Hang in there. Keep the kids' best interests front and center, and vent out the unhealthy stuff in a safe way. ((((Running))))
This is it. The darkest day. The blackest hour. Chin up, shoulders back. Let's see what we're made of, you and I.
― The Doctor
It is hard, we have to suck it up and move on and remember....it's for the kids.
You definately aren't alone!
Yes, I've felt like you do also and have had a lot of struggle trying to learn what XPervert's rights are so that I can not be caught by surprise anymore and what mine are.
I want to say no when he wants her to do things with OW and I understand what you mean completely.
Or people who knew about his affair before me, how to know what kind of influence these people will have on DD? This is my worry. What will she learn from them?

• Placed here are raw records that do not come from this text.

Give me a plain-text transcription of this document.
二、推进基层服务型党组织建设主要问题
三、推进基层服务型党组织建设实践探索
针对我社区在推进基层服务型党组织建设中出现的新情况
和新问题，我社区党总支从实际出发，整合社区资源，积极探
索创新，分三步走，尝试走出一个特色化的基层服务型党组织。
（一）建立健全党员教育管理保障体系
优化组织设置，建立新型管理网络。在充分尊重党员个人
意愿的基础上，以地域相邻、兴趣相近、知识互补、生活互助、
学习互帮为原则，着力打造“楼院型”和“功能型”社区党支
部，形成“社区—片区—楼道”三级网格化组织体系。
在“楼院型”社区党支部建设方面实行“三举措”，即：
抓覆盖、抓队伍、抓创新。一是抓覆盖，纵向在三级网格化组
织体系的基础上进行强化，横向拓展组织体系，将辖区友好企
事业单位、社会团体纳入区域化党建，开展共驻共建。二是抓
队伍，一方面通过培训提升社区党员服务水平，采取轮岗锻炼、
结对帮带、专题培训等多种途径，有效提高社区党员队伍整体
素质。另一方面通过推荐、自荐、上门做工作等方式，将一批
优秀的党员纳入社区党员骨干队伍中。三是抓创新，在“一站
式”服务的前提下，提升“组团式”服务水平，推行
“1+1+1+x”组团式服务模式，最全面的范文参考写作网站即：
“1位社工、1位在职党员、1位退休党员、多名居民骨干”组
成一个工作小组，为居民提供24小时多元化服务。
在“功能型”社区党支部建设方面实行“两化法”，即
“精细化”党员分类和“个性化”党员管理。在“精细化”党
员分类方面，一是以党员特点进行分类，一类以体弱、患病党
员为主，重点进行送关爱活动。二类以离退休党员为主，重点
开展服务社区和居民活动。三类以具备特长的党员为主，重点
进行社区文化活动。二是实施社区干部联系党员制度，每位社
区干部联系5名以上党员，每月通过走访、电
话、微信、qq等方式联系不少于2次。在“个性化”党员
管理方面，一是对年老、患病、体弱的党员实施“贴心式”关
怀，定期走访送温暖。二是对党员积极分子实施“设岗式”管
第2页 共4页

They are so different from me and so is he and so that's my worry that I hear in your post.
Influence of the people who hurt us in our kid's life is a big question mark.
He'll say to me, "she'll be with me." But I don't know him anymore and you don't know EXW anymore or what goes on in kids lives when they are "under the influence" of a parent/person who could cause such harm and do so wrong to other people.
Yes, I get it.
A person is a person, no matter how small. -Dr. Suess
Perserverance and spirit have done wonders in all ages.
I think it's very impressive, how honest you are with yourself about your feelings, and that will go a long ways towards not reacting, and doing the right thing by the kids, whatever that may may be.
The thoughts are fine as long as you don't allow yourself to be consumed by them.
You can get so busy on vengeful thoughts that you forget to live your own damn life.
I've found those thoughts disappeared once I starting living in my own life, revelling in my time with my girls and just basically contributing to life around me.
I feel happy now when the girls tell me of fun times they have with their dad. It doesn't change the fact that I wouldn't piss on him if he were on fire and in fact it has nothing to do with him at all. I'm just happy my girls are happy.
You'll get there too.
Keep investing in your own life and your own world with your kids and you will find X will become smaller and smaller in your rearview mirror.
I know it is hard to believe right now but it really is true.